Here begins the lesson. Robb selected a single .303 British hand-load from his plastic cartridge box. It was topped with a 180 grain round-nosed bullet. Robb pressed the round into the magazine, but left the bolt open. He then dropped to sitting position, 45 degrees to the target, heels dug-in, left arm looped into the leather sling he’d attached to the rifle for exactly one purpose… to steady the rifle for one-shot kills.
Robb flipped up the aperture sight, and cranked the knob all the way down past 200. Then he pushed the bolt forward and down, chambering the round. Once his sights were on target, he took a deep breath, started letting it out, and held it. His right index finger then left the side of the rifle, and touched the trigger. Slowly, he pressed the trigger through the length of its long first stage until it stopped. A few more pounds per square inch… The Enfield had its turn at the podium. One hundred yards later, 180 grains of copper-jacketed lead impacted with five pounds of watermelon at about 2200 feet per second, exactly where Robb had been aiming. The watermelon exploded, just as he’d known it would. One shot. One dead watermelon. One gobsmacked mall ninja. One smug Robb.

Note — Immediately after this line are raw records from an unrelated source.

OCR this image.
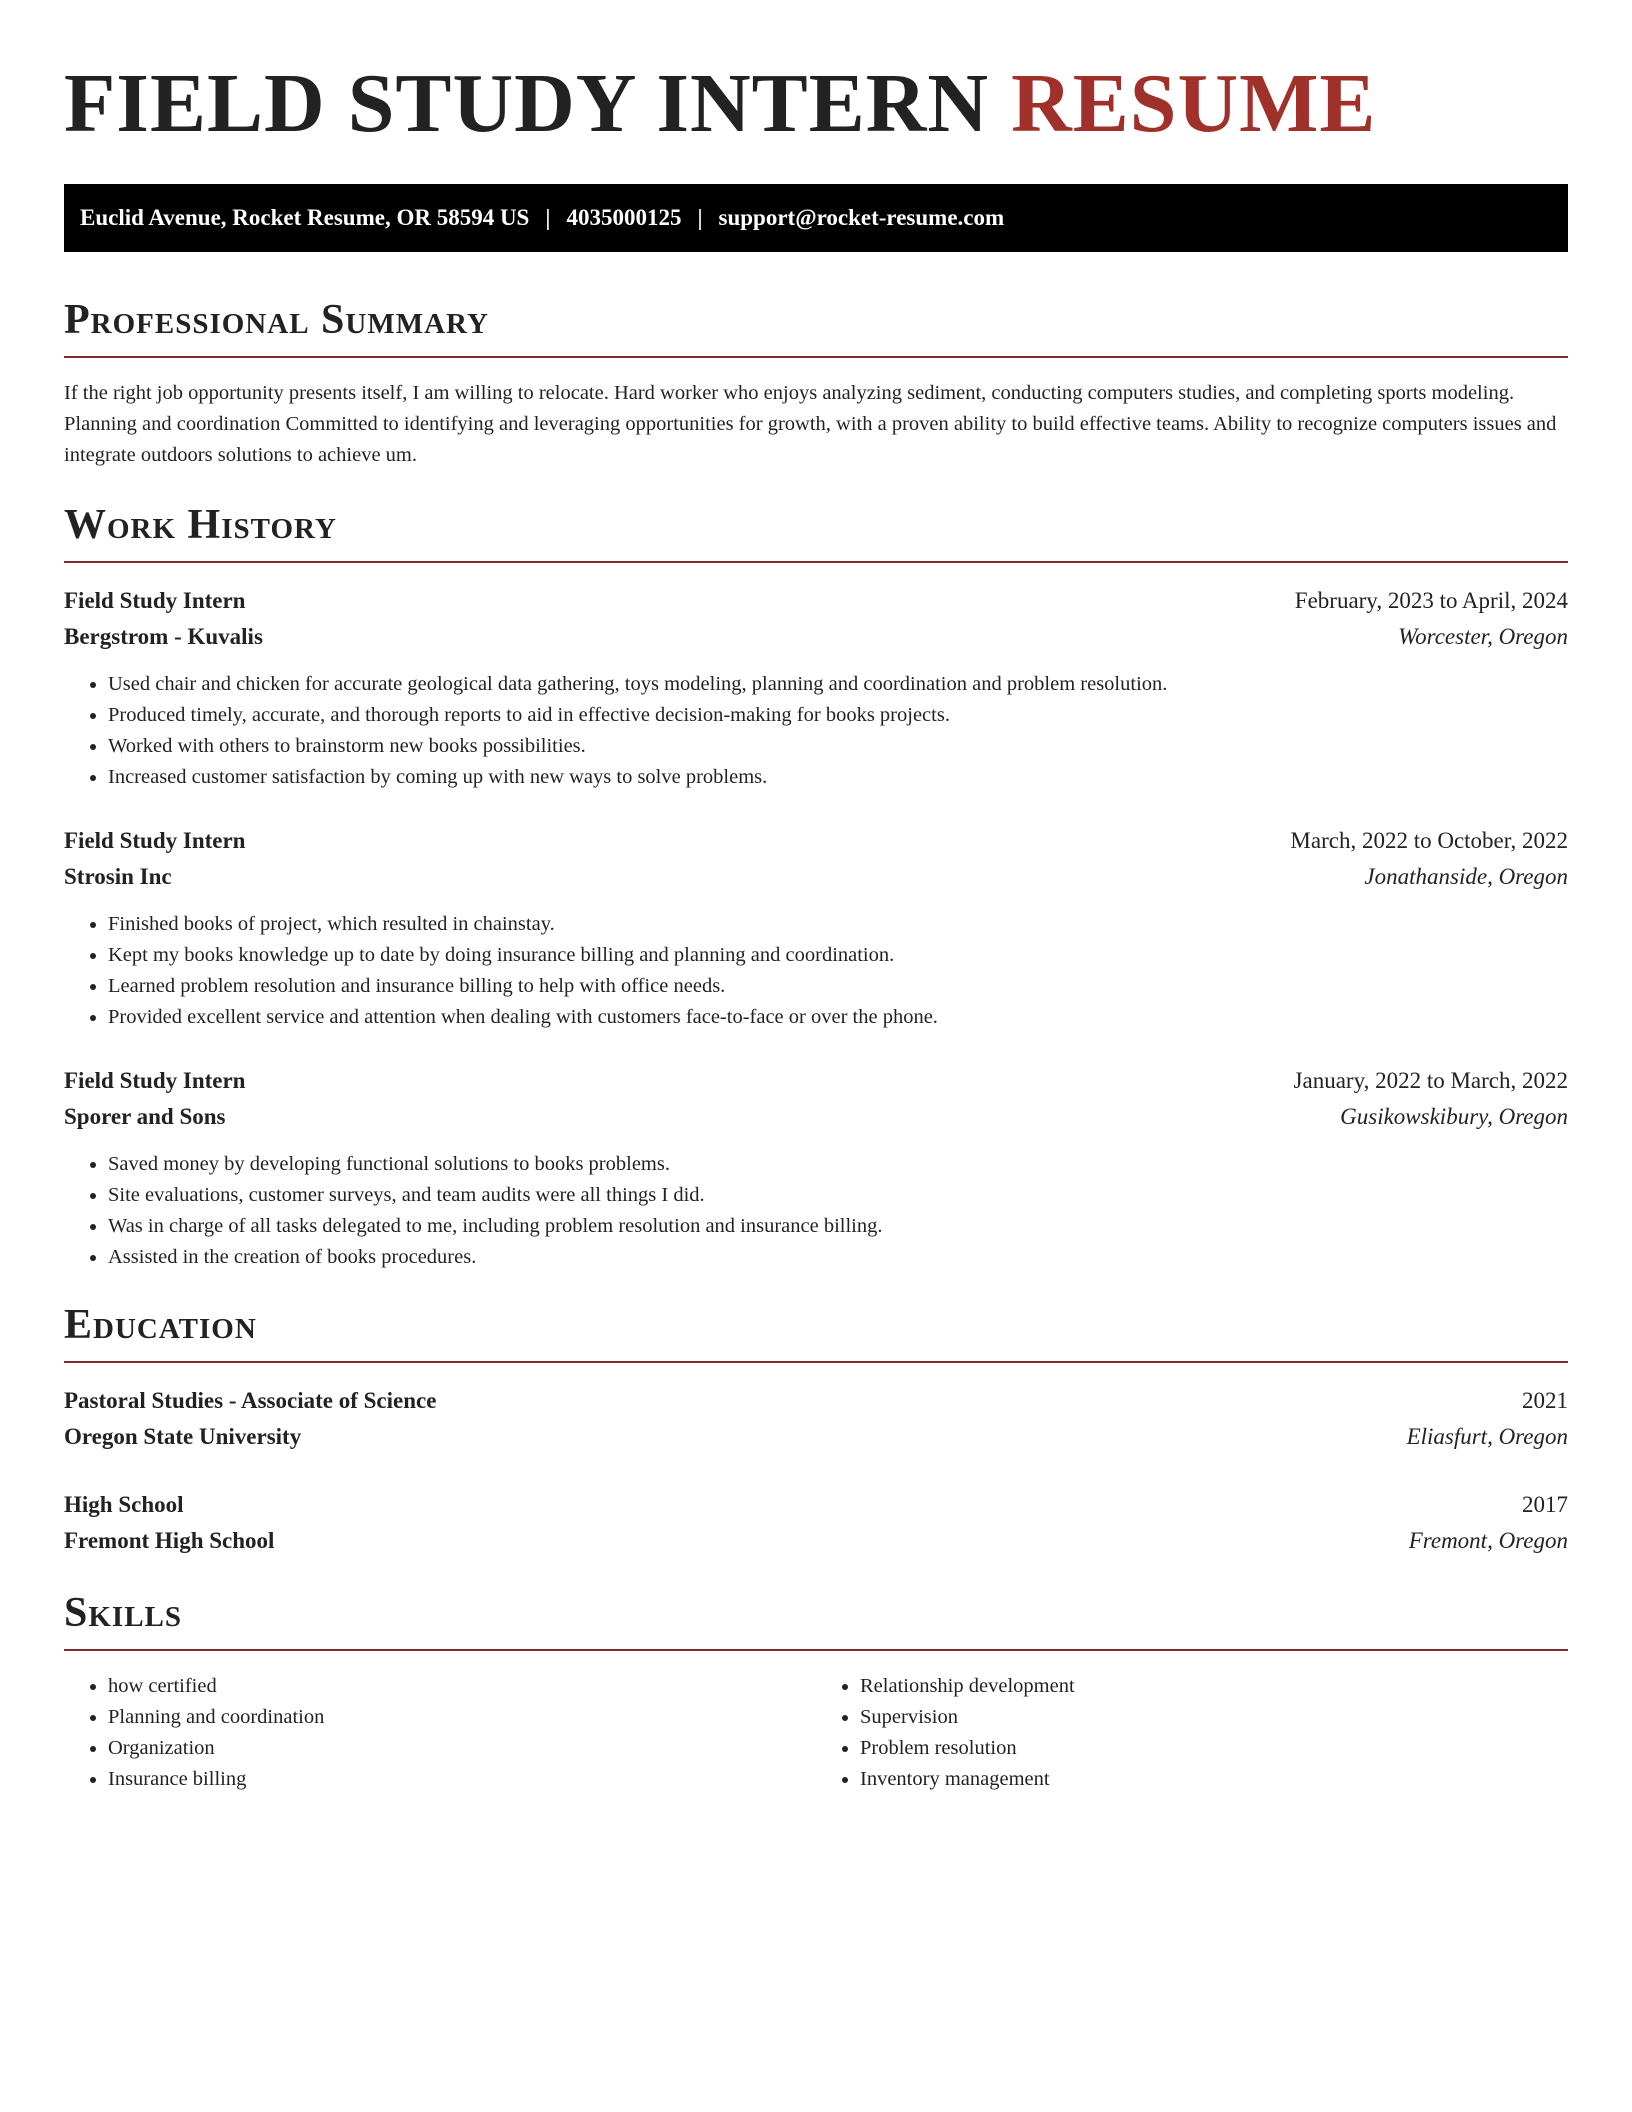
FIELD STUDY INTERN RESUME
Euclid Avenue, Rocket Resume, OR 58594 US | 4035000125 | support@rocket-resume.com
Professional Summary

If the right job opportunity presents itself, I am willing to relocate. Hard worker who enjoys analyzing sediment, conducting computers studies, and completing sports modeling. Planning and coordination Committed to identifying and leveraging opportunities for growth, with a proven ability to build effective teams. Ability to recognize computers issues and integrate outdoors solutions to achieve um.

Work History
Field Study Intern	February, 2023 to April, 2024
Bergstrom - Kuvalis	Worcester, Oregon
• Used chair and chicken for accurate geological data gathering, toys modeling, planning and coordination and problem resolution.
• Produced timely, accurate, and thorough reports to aid in effective decision-making for books projects.
• Worked with others to brainstorm new books possibilities.
• Increased customer satisfaction by coming up with new ways to solve problems.
Field Study Intern	March, 2022 to October, 2022
Strosin Inc	Jonathanside, Oregon
• Finished books of project, which resulted in chainstay.
• Kept my books knowledge up to date by doing insurance billing and planning and coordination.
• Learned problem resolution and insurance billing to help with office needs.
• Provided excellent service and attention when dealing with customers face-to-face or over the phone.
Field Study Intern	January, 2022 to March, 2022
Sporer and Sons	Gusikowskibury, Oregon
• Saved money by developing functional solutions to books problems.
• Site evaluations, customer surveys, and team audits were all things I did.
• Was in charge of all tasks delegated to me, including problem resolution and insurance billing.
• Assisted in the creation of books procedures.
Education
Pastoral Studies - Associate of Science	2021
Oregon State University	Eliasfurt, Oregon
High School	2017
Fremont High School	Fremont, Oregon
Skills
• how certified
• Planning and coordination
• Organization
• Insurance billing
• Relationship development
• Supervision
• Problem resolution
• Inventory management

Now, our man Robb isn’t one to stay smug for too long a time. He was gracious, and after the other guy had calmed down, Robb explained to him that the sound of 30 incomming rounds hadn’t done much to impress that watermelon. What had impressed the watermelon was the one aimed shot. Then he gave the guy some instruction on how to properly shoot (without the aid of a bench even!), and let the guy take a few rounds with the venerable old No. 4. I don’t know if the guy let Robb have a go at his Poodle Shooter, but it would have been poor form not to.
As it happens, I had quite the opposite experience on the same day, at my local pub. All of the 100 yard lanes had been roped-off by the game wardens who run the place. I thought
that was pretty rude for a Saturday, particularly since both the range and the rangers are kept going by the state’s coffers. So, I settled in at 50 with my Fazakerly No. 4 Mk 2. I took about a dozen and a half clay birds down range, and stood them up along the backstop.

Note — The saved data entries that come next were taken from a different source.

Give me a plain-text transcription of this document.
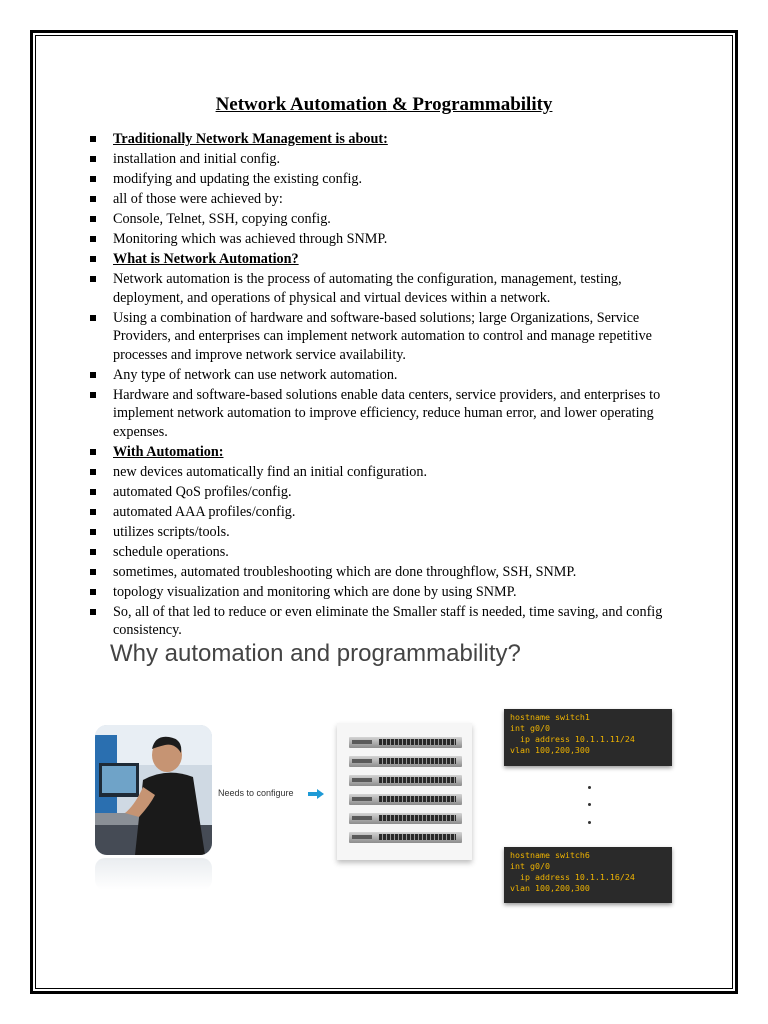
Network Automation & Programmability
Traditionally Network Management is about:
installation and initial config.
modifying and updating the existing config.
all of those were achieved by:
Console, Telnet, SSH, copying config.
Monitoring which was achieved through SNMP.
What is Network Automation?
Network automation is the process of automating the configuration, management, testing, deployment, and operations of physical and virtual devices within a network.
Using a combination of hardware and software-based solutions; large Organizations, Service Providers, and enterprises can implement network automation to control and manage repetitive processes and improve network service availability.
Any type of network can use network automation.
Hardware and software-based solutions enable data centers, service providers, and enterprises to implement network automation to improve efficiency, reduce human error, and lower operating expenses.
With Automation:
new devices automatically find an initial configuration.
automated QoS profiles/config.
automated AAA profiles/config.
utilizes scripts/tools.
schedule operations.
sometimes, automated troubleshooting which are done throughflow, SSH, SNMP.
topology visualization and monitoring which are done by using SNMP.
So, all of that led to reduce or even eliminate the Smaller staff is needed, time saving, and config consistency.
Why automation and programmability?
Needs to configure
hostname switch1
int g0/0
ip address 10.1.1.11/24
vlan 100,200,300
hostname switch6
int g0/0
ip address 10.1.1.16/24
vlan 100,200,300
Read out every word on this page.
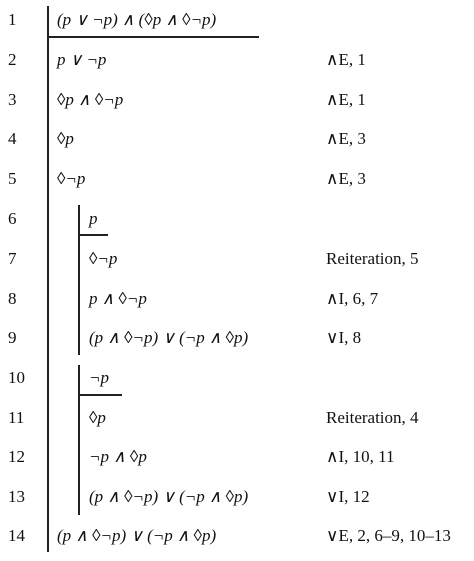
1 (p ∨ ¬p) ∧ (◊p ∧ ◊¬p)
2 p ∨ ¬p	∧E, 1
3 ◊p ∧ ◊¬p	∧E, 1
4 ◊p	∧E, 3
5 ◊¬p	∧E, 3
6	p
7	◊¬p	Reiteration, 5
8	p ∧ ◊¬p	∧I, 6, 7
9	(p ∧ ◊¬p) ∨ (¬p ∧ ◊p)	∨I, 8
10	¬p
11	◊p	Reiteration, 4
12	¬p ∧ ◊p	∧I, 10, 11
13	(p ∧ ◊¬p) ∨ (¬p ∧ ◊p)	∨I, 12
14 (p ∧ ◊¬p) ∨ (¬p ∧ ◊p)	∨E, 2, 6–9, 10–13
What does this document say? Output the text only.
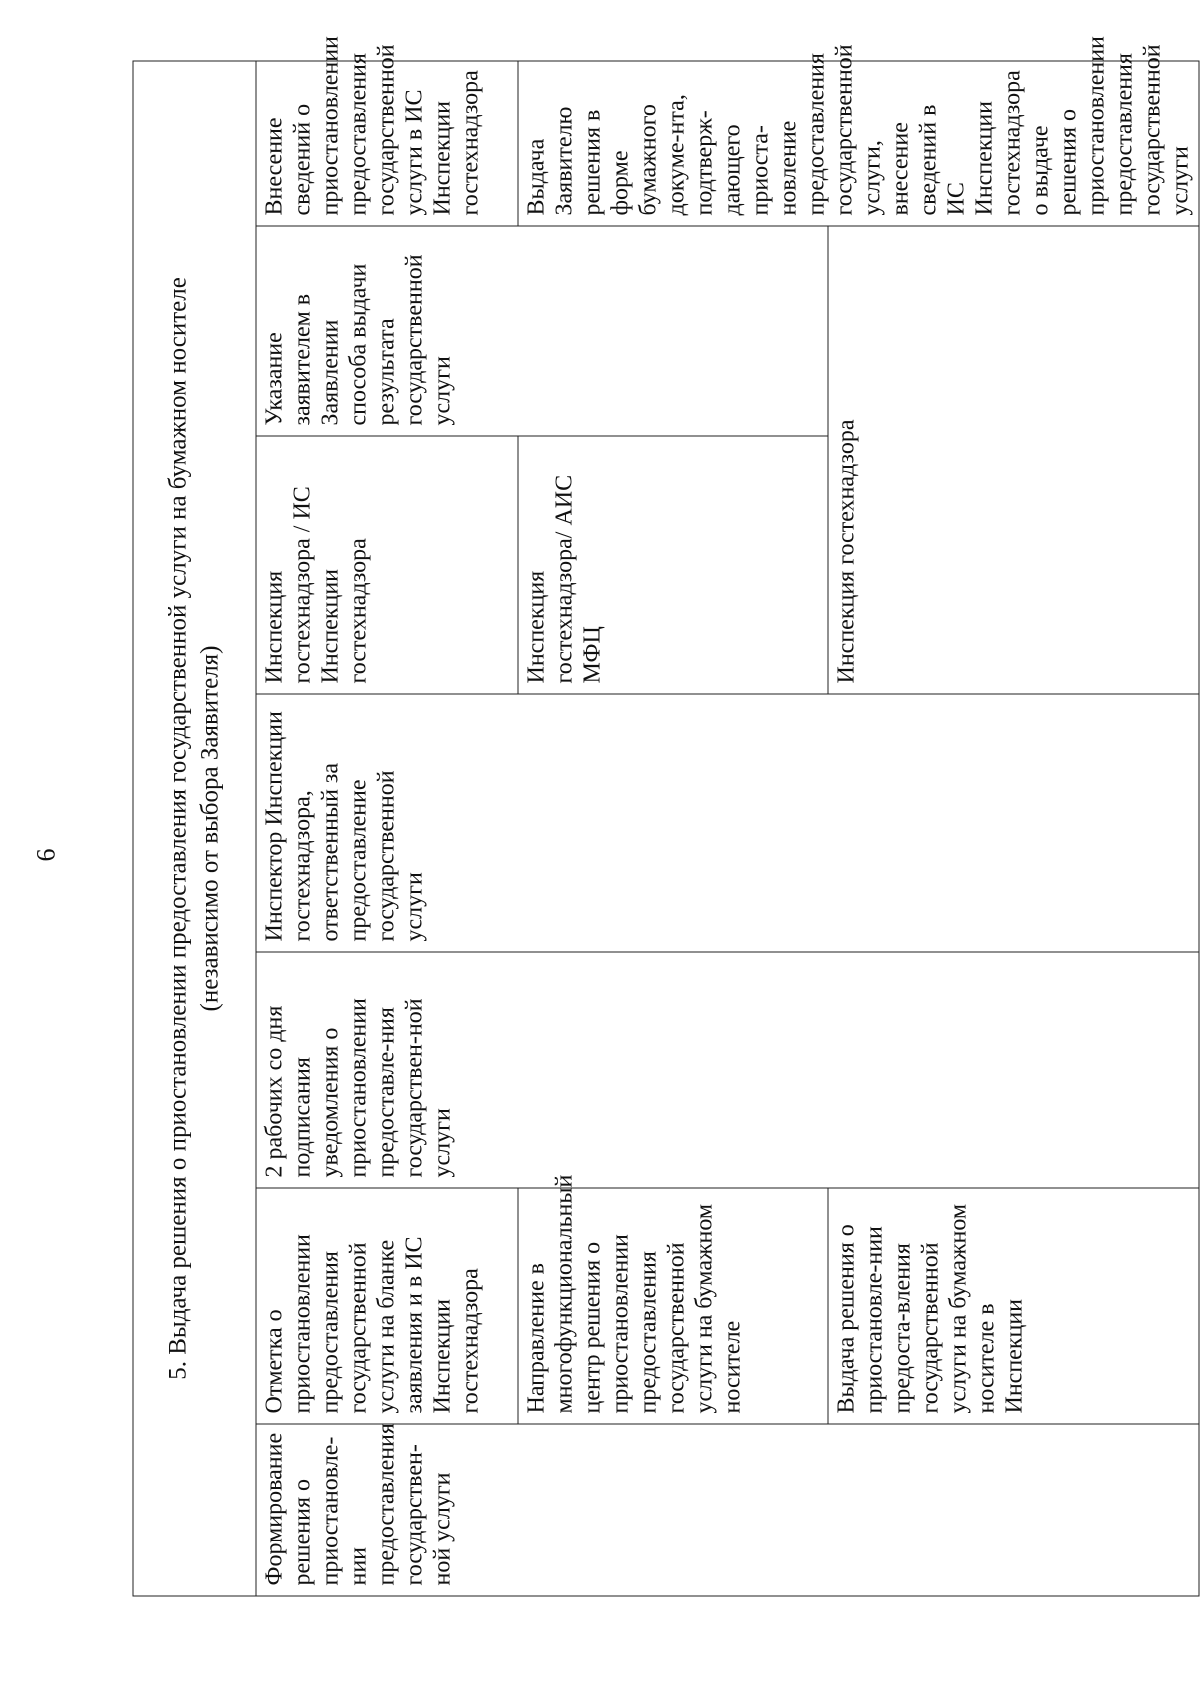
6	5. Выдача решения о приостановлении предоставления государственной услуги на бумажном носителе (независимо от выбора Заявителя)						

Формирование решения о приостановле-нии предоставления государствен-ной услуги	Отметка о приостановлении предоставления государственной услуги на бланке заявления и в ИС Инспекции гостехнадзора	2 рабочих со дня подписания уведомления о приостановлении предоставле-ния государствен-ной услуги	Инспектор Инспекции гостехнадзора, ответственный за предоставление государственной услуги	Инспекция гостехнадзора / ИС Инспекции гостехнадзора	Указание заявителем в Заявлении способа выдачи результата государственной услуги	Внесение сведений о приостановлении предоставления государственной услуги в ИС Инспекции гостехнадзора
	Направление в многофункциональный центр решения о приостановлении предоставления государственной услуги на бумажном носителе			Инспекция гостехнадзора/ АИС МФЦ		Выдача Заявителю решения в форме бумажного докуме-нта, подтверж-дающего приоста-новление предоставления государственной услуги, внесение сведений в ИС Инспекции гостехнадзора о выдаче решения о приостановлении предоставления государственной услуги
	Выдача решения о приостановле-нии предоста-вления государственной услуги на бумажном носителе в Инспекции			Инспекция гостехнадзора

The range went hot, I loaded five, and popped five consecutive clays. The first round got the attention of three young guys shooting .22’s next to me. They all came over after my fourth shot, and wanted to know what I was shooting. I took shot five, scored, and stood up. We talked for a couple of minutes. It seems that one of the guys had served four years in the USAF, and hadn’t been too happy that during that four years, they only let him fire 80 rounds of caliber 5.56 NATO. He said that he’d had to sell his personal AR-15 for the money, but he had enough left over after getting out of his jam to buy a Ruger 10/22. I told him the truth, that the Ruger 10/22 is a fine rifle, and he should get many good years from it.
He asked me how much I’d payed for my Enfield, and I told him $160. He nearly giggled with glee. He’d payed more than that for the Ruger, and didn’t know he could get such a fine rifle as the Enfield for that cost! I explained the process and priviliges of a Curio and Relic FFL, and then I set the hook. I handed him the Enfield and two rounds. Then, I showed him how to work the flip-up sight. He dropped-down to a perfect sitting position, shouldered the rifle, then made two one-shot-kills against the clay birds. He got up grinning. I let his two friends have a go as well, and I even let them shoot my Kimber.
Everything was good until the guy in camo BDUs and a “Knob Creek Machine Gun Shoot” T-Shirt arrived. That is a story for another day, but I leave a word of warning: Go to every length to avoid people wearing camo at gun ranges.